Chances Of A Medicaid Special Session Unlikely

Listen here

Who won during the 2013 legislative session?  Teachers and state workers won. They’re getting pay raises. Democrats helped kill a controversial bill giving parents a greater say in the fate of failing schools.  Senate President Don Gaetz and House Speaker Will Weatherford can claim victory. They got bills through revising the state’s ethics, elections and campaign finance laws.  A budget surplus this year means there were plenty of goodies to go around. So who, or what, came out on the losing side?

“The obvious loser is the uninsured Floridian. The person who doesn’t have health insurance, because nothing got done on that issue," said Dave Royse, News Director of the online News Service of Florida.

Royse was a recent guest on Florida Public Radio's "It's About Florida' show.

The low-income single, childless adult he mentions would have gained access to Medicaid through the federal healthcare overhaul law. A House alternative plan didn’t cover that group of people. It also rejected billions of federal dollars that would have come into the state. The Senate and Governor wanted to take those dollars to help low-income people qualifying for the Medicaid expansion to purchase private health plans. But when the hanky’s dropped marking the end of the 2013 legislative session, there was no deal.
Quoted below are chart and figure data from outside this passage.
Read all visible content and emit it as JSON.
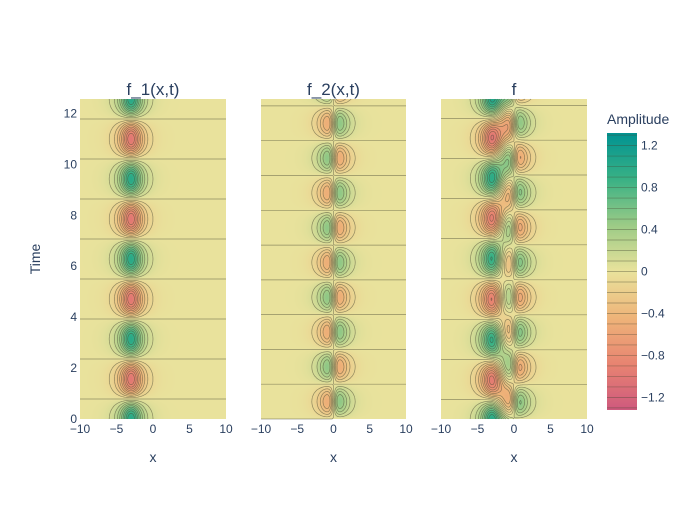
{
  "chart_data": [
    {
      "type": "contour",
      "title": "f_1(x,t)",
      "xlabel": "x",
      "ylabel": "Time",
      "xlim": [
        -10,
        10
      ],
      "ylim": [
        0,
        12.566
      ],
      "x_ticks": [
        "−10",
        "−5",
        "0",
        "5",
        "10"
      ],
      "y_ticks": [
        "0",
        "2",
        "4",
        "6",
        "8",
        "10",
        "12"
      ],
      "field": {
        "expression": "sech(x+3) * cos(2 t)",
        "centers_x": [
          -3
        ],
        "frequency_t": 2
      }
    },
    {
      "type": "contour",
      "title": "f_2(x,t)",
      "xlabel": "x",
      "ylabel": "",
      "xlim": [
        -10,
        10
      ],
      "ylim": [
        0,
        12.566
      ],
      "x_ticks": [
        "−10",
        "−5",
        "0",
        "5",
        "10"
      ],
      "field": {
        "expression": "tanh(x) * sech(x) * sin(2.3 t)",
        "centers_x": [
          -1,
          1
        ],
        "frequency_t": 2.3
      }
    },
    {
      "type": "contour",
      "title": "f",
      "xlabel": "x",
      "ylabel": "",
      "xlim": [
        -10,
        10
      ],
      "ylim": [
        0,
        12.566
      ],
      "x_ticks": [
        "−10",
        "−5",
        "0",
        "5",
        "10"
      ],
      "field": {
        "expression": "f_1 + f_2"
      }
    }
  ],
  "colorbar": {
    "title": "Amplitude",
    "range": [
      -1.32,
      1.32
    ],
    "ticks": [
      {
        "value": 1.2,
        "label": "1.2"
      },
      {
        "value": 0.8,
        "label": "0.8"
      },
      {
        "value": 0.4,
        "label": "0.4"
      },
      {
        "value": 0,
        "label": "0"
      },
      {
        "value": -0.4,
        "label": "−0.4"
      },
      {
        "value": -0.8,
        "label": "−0.8"
      },
      {
        "value": -1.2,
        "label": "−1.2"
      }
    ],
    "colorscale": [
      "#009392",
      "#39b185",
      "#9ccb86",
      "#e9e29c",
      "#eeb479",
      "#e88471",
      "#cf597e"
    ]
  }
}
“There is no excuse that the Florida legislature is denying healthcare to a million people in Florida,”  says Florida U.S. Senator Bill Nelson.
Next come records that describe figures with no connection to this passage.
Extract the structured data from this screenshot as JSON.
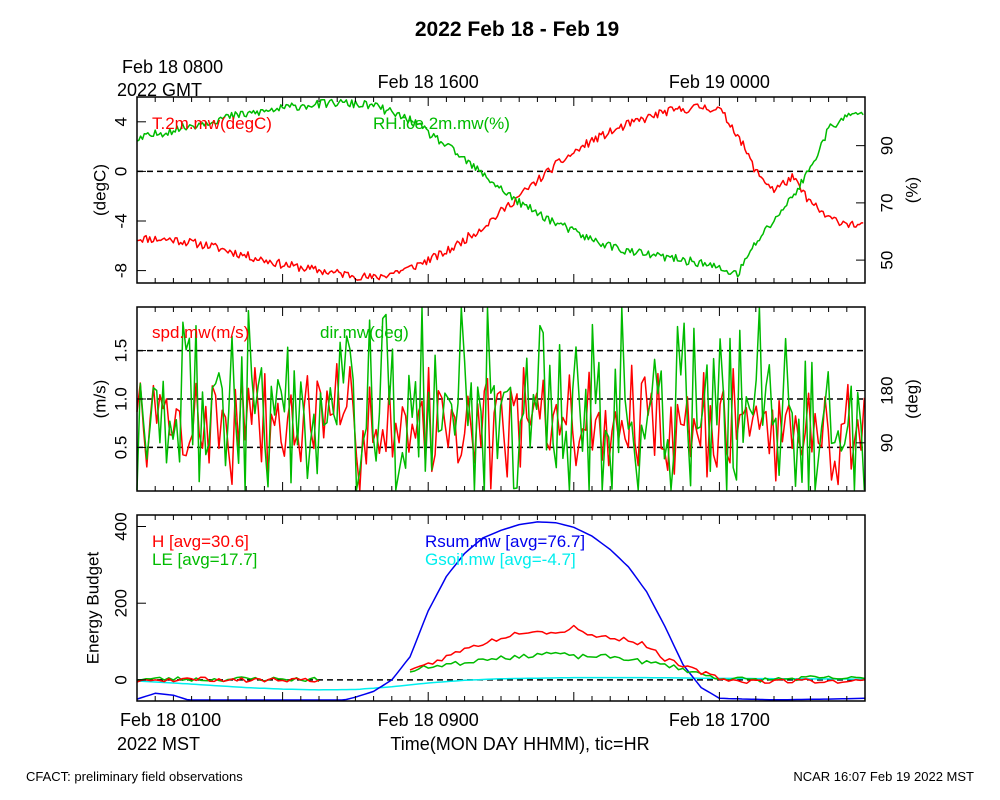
{
  "title": "2022 Feb 18 - Feb 19",
  "gmt_start_line1": "Feb 18 0800",
  "gmt_start_line2": "2022 GMT",
  "gmt_ticks": [
    "Feb 18 1600",
    "Feb 19 0000"
  ],
  "mst_ticks": [
    "Feb 18 0100",
    "Feb 18 0900",
    "Feb 18 1700"
  ],
  "mst_tz": "2022 MST",
  "xlabel": "Time(MON DAY HHMM), tic=HR",
  "footer_left": "CFACT: preliminary field observations",
  "footer_right": "NCAR 16:07 Feb 19 2022 MST",
  "colors": {
    "red": "#ff0000",
    "green": "#00bb00",
    "blue": "#0000ee",
    "cyan": "#00eeee",
    "axis": "#000000"
  },
  "chart_data": [
    {
      "type": "line",
      "x_hours_mst": [
        0,
        40
      ],
      "left_axis": {
        "label": "(degC)",
        "ticks": [
          4,
          0,
          -4,
          -8
        ],
        "tick_labels": [
          "4",
          "0",
          "-4",
          "-8"
        ],
        "range": [
          -9,
          6
        ]
      },
      "right_axis": {
        "label": "(%)",
        "ticks": [
          90,
          70,
          50
        ],
        "tick_labels": [
          "90",
          "70",
          "50"
        ],
        "range": [
          42,
          107
        ]
      },
      "reference_lines": [
        0
      ],
      "series": [
        {
          "name": "T.2m.mw(degC)",
          "axis": "left",
          "color": "red",
          "keypoints": [
            [
              0,
              -5.4
            ],
            [
              2,
              -5.5
            ],
            [
              4,
              -6.0
            ],
            [
              6,
              -6.8
            ],
            [
              8,
              -7.5
            ],
            [
              10,
              -8.0
            ],
            [
              12,
              -8.4
            ],
            [
              13,
              -8.6
            ],
            [
              15,
              -7.8
            ],
            [
              17,
              -6.5
            ],
            [
              19,
              -4.5
            ],
            [
              21,
              -2.0
            ],
            [
              23,
              0.5
            ],
            [
              25,
              2.5
            ],
            [
              27,
              3.8
            ],
            [
              29,
              4.8
            ],
            [
              31,
              5.2
            ],
            [
              32,
              5.0
            ],
            [
              33,
              3.0
            ],
            [
              34,
              0.0
            ],
            [
              35,
              -1.5
            ],
            [
              36,
              -0.5
            ],
            [
              37,
              -2.5
            ],
            [
              38,
              -3.8
            ],
            [
              40,
              -4.5
            ]
          ],
          "noise": 0.35
        },
        {
          "name": "RH.ice.2m.mw(%)",
          "axis": "left_mapped_right",
          "color": "green",
          "keypoints": [
            [
              0,
              92
            ],
            [
              1,
              94
            ],
            [
              3,
              97
            ],
            [
              5,
              100
            ],
            [
              7,
              102
            ],
            [
              9,
              104
            ],
            [
              11,
              105
            ],
            [
              13,
              104
            ],
            [
              15,
              99
            ],
            [
              17,
              90
            ],
            [
              19,
              80
            ],
            [
              21,
              70
            ],
            [
              23,
              63
            ],
            [
              25,
              57
            ],
            [
              27,
              53
            ],
            [
              29,
              51
            ],
            [
              31,
              49
            ],
            [
              33,
              45
            ],
            [
              34,
              56
            ],
            [
              35,
              64
            ],
            [
              36,
              72
            ],
            [
              37,
              82
            ],
            [
              38,
              96
            ],
            [
              39,
              100
            ],
            [
              40,
              102
            ]
          ],
          "noise": 1.5
        }
      ]
    },
    {
      "type": "line",
      "left_axis": {
        "label": "(m/s)",
        "ticks": [
          1.5,
          1.0,
          0.5
        ],
        "tick_labels": [
          "1.5",
          "1.0",
          "0.5"
        ],
        "range": [
          0.05,
          1.95
        ]
      },
      "right_axis": {
        "label": "(deg)",
        "ticks": [
          180,
          90
        ],
        "tick_labels": [
          "180",
          "90"
        ],
        "range": [
          7,
          324
        ]
      },
      "reference_lines": [
        1.5,
        1.0,
        0.5
      ],
      "series": [
        {
          "name": "spd.mw(m/s)",
          "axis": "left",
          "color": "red",
          "mean": 0.75,
          "spread": 0.55,
          "seed": 7
        },
        {
          "name": "dir.mw(deg)",
          "axis": "right",
          "color": "green",
          "mean": 150,
          "spread": 150,
          "seed": 19
        }
      ]
    },
    {
      "type": "line",
      "left_axis": {
        "label": "Energy Budget",
        "ticks": [
          400,
          200,
          0
        ],
        "tick_labels": [
          "400",
          "200",
          "0"
        ],
        "range": [
          -55,
          430
        ]
      },
      "reference_lines": [
        0
      ],
      "series": [
        {
          "name": "H [avg=30.6]",
          "color": "red",
          "segments": [
            [
              [
                0,
                0
              ],
              [
                2,
                1
              ],
              [
                4,
                2
              ],
              [
                6,
                -1
              ],
              [
                8,
                1
              ],
              [
                10,
                0
              ]
            ],
            [
              [
                15,
                20
              ],
              [
                16,
                40
              ],
              [
                17,
                60
              ],
              [
                18,
                80
              ],
              [
                19,
                95
              ],
              [
                20,
                110
              ],
              [
                21,
                125
              ],
              [
                22,
                130
              ],
              [
                23,
                120
              ],
              [
                24,
                140
              ],
              [
                25,
                115
              ],
              [
                26,
                110
              ],
              [
                27,
                105
              ],
              [
                28,
                90
              ],
              [
                29,
                55
              ],
              [
                30,
                35
              ],
              [
                31,
                20
              ],
              [
                32,
                5
              ],
              [
                33,
                -3
              ],
              [
                35,
                -3
              ],
              [
                37,
                -2
              ],
              [
                38,
                -4
              ],
              [
                40,
                -3
              ]
            ]
          ]
        },
        {
          "name": "LE [avg=17.7]",
          "color": "green",
          "segments": [
            [
              [
                0,
                2
              ],
              [
                2,
                3
              ],
              [
                4,
                1
              ],
              [
                6,
                3
              ],
              [
                8,
                2
              ],
              [
                10,
                1
              ]
            ],
            [
              [
                15,
                20
              ],
              [
                16,
                35
              ],
              [
                17,
                40
              ],
              [
                18,
                45
              ],
              [
                19,
                55
              ],
              [
                20,
                60
              ],
              [
                21,
                58
              ],
              [
                22,
                68
              ],
              [
                23,
                70
              ],
              [
                24,
                60
              ],
              [
                25,
                62
              ],
              [
                26,
                60
              ],
              [
                27,
                55
              ],
              [
                28,
                45
              ],
              [
                29,
                40
              ],
              [
                30,
                28
              ],
              [
                31,
                15
              ],
              [
                32,
                5
              ],
              [
                34,
                0
              ],
              [
                37,
                5
              ],
              [
                40,
                3
              ]
            ]
          ]
        },
        {
          "name": "Rsum.mw [avg=76.7]",
          "color": "blue",
          "segments": [
            [
              [
                0,
                -50
              ],
              [
                1,
                -35
              ],
              [
                2,
                -40
              ],
              [
                3,
                -55
              ],
              [
                5,
                -58
              ],
              [
                9,
                -58
              ],
              [
                11,
                -57
              ],
              [
                12,
                -45
              ],
              [
                13,
                -30
              ],
              [
                14,
                0
              ],
              [
                15,
                60
              ],
              [
                16,
                180
              ],
              [
                17,
                270
              ],
              [
                18,
                330
              ],
              [
                19,
                370
              ],
              [
                20,
                390
              ],
              [
                21,
                405
              ],
              [
                22,
                412
              ],
              [
                23,
                410
              ],
              [
                24,
                398
              ],
              [
                25,
                375
              ],
              [
                26,
                340
              ],
              [
                27,
                295
              ],
              [
                28,
                230
              ],
              [
                29,
                140
              ],
              [
                30,
                40
              ],
              [
                31,
                -20
              ],
              [
                32,
                -48
              ],
              [
                35,
                -52
              ],
              [
                38,
                -50
              ],
              [
                40,
                -48
              ]
            ]
          ]
        },
        {
          "name": "Gsoil.mw [avg=-4.7]",
          "color": "cyan",
          "segments": [
            [
              [
                0,
                -3
              ],
              [
                2,
                -8
              ],
              [
                4,
                -14
              ],
              [
                6,
                -20
              ],
              [
                8,
                -24
              ],
              [
                10,
                -26
              ],
              [
                12,
                -25
              ],
              [
                14,
                -18
              ],
              [
                16,
                -8
              ],
              [
                18,
                -1
              ],
              [
                20,
                3
              ],
              [
                24,
                6
              ],
              [
                28,
                6
              ],
              [
                32,
                4
              ],
              [
                36,
                3
              ],
              [
                40,
                2
              ]
            ]
          ]
        }
      ]
    }
  ]
}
Nelson is asking Governor Rick Scott to call a special session on Medicaid. Nelson says the way to put pressure on the House to change it’s mind is to drag lawmakers back to Tallahassee:

“Let them, under the glare of the spotlight, have to vote on whether or not over a million people are going to get healthcare and not in Florida.”   

House Democrats are also calling for a Special Session. But political scientist Carol Weissert says, she doesn’t think those calls will be effective.
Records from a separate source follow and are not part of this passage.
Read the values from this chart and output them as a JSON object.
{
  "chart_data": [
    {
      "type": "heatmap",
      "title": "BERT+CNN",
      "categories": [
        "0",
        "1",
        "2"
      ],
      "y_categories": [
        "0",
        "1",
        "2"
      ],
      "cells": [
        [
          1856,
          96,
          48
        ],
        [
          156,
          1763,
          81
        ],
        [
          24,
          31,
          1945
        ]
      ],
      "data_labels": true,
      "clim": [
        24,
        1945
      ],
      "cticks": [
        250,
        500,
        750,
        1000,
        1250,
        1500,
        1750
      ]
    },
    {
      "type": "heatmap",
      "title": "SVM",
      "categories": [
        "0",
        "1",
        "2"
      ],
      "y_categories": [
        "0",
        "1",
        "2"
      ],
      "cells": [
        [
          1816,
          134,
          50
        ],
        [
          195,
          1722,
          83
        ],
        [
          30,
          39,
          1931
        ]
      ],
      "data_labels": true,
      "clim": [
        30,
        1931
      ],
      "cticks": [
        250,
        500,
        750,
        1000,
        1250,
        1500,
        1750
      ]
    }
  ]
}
“There isn’t any real pressing need for them to act right away. And I think there is some wheeling and dealing going on that’s going to be very hard in a special session. So my guess is that it’s just going to hang there until 2014.”

Weissert says a big part of the problem is an ideological split in the Republican Party, which still dominates the legislature. For example, Senate Republicans who represent a wider constituency, back accepting federal money to help a million low-income people purchase private plans. Governor Rick Scott, who needs independent voters in 2014—is also supporting the expansion. But House Republicans, who killed any deal, are still solidly in the “no” side:

Despite calls from business groups who face penalties for having employees uninsured, and healthcare groups who point to higher costs and worse health outcomes for uninsured people, House Speaker Will Weatherford has said he doesn’t see a reason to call lawmakers back to Tallahassee.  The House’s answer will still be “No”. The Medicaid expansion is set to go into effect in January, and the longer Florida waits, the more federal matching money it stands to lose. But Weissert says, “We’ve missed deadlines before.”  

For example, Florida adopted the main Medicaid program in 1970, four years after it began. There isn’t a deadline for when states have to accept or reject the federal Medicaid expansion. But in the meantime, a million low-income Floridians will remain uninsured.